Saturday, May 10, 2014

Why Does Innovation Take Time?

For all the technological developments we humans are seeing every single day, and at an accelerated pace at that, too, I cannot help but feel… frustrated. I want it to happen faster. I want to be blown out of my mind constantly. Why does technological advancement take time and effort? Why doesn't it happen “automatically”?


According to Kirby Ferguson, creativity is the result of a combination of copying, transforming, and combining existing ideas. If this is to be true than perhaps we should approach innovation, technological and social advancement in a more systematic way. A systematic approach to innovation. Where new ideas are automatically birthed into reality by a machine, by a system that copies, transforms, and combines existing ideas.

Take arithmetic operations for an analogy. Addition, subtraction, multiplication, and division. We start out with 2 numbers. Let’s go with 2 and 3. We use this operation called addition, and we get a new number called 5. Cool. Let’s try subtracting. We could subtract 2 from 3 and get -1, or we could do it the other way around and get 1. We could try multiplying 2 and 3 to get 6. We could also try dividing; 2 divided by 3 would yield 2/3, 3 divided by 2 would net 3/2. With merely 4 types of mathematical operations we've expanded our group of numbers substantially. We started out with 2 and 3. One level deep and we already have 2, 3, 5, -1, 1, 6, 2/3, 3/2. On the way we've even discovered a new type of number, a number that seems to be quite different from what we originally started out with. Why stop at level one. We can do more operations this time with a bigger group of numbers at our disposal. We could do this for an infinite amount of time resulting in infinite amounts of new numbers. We can keep expanding our pool of numbers. Faster and faster our number pool would grow. Oh, how proud we would be.

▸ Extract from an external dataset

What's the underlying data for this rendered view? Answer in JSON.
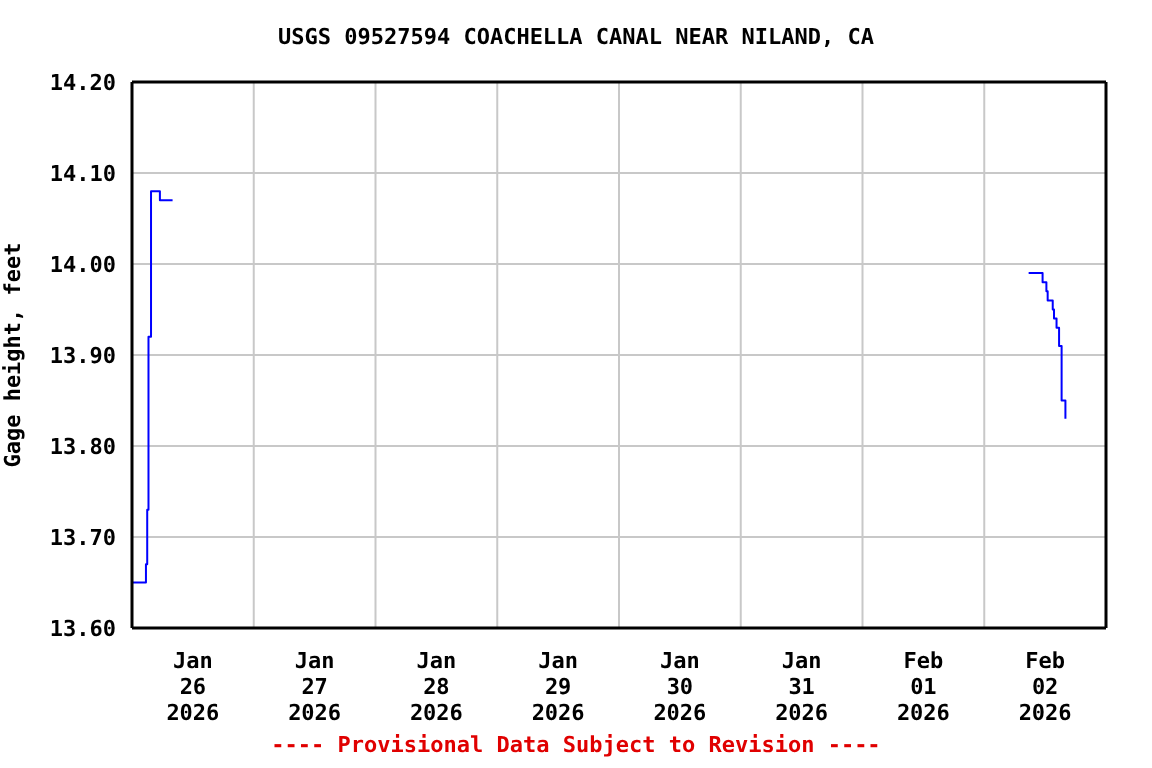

Like arithmetic operations perhaps we can have operators for innovation. Innovative operations. Instead of numbers we start with ideas, memes. We “add, subtract, multiply, divide” ideas with these so called “innovation operators”. Oh, how fast our pool of ideas would grow! Imagine that. A systematic method to innovating. A system, a machine that churns out “ideas” at an unfathomable rate.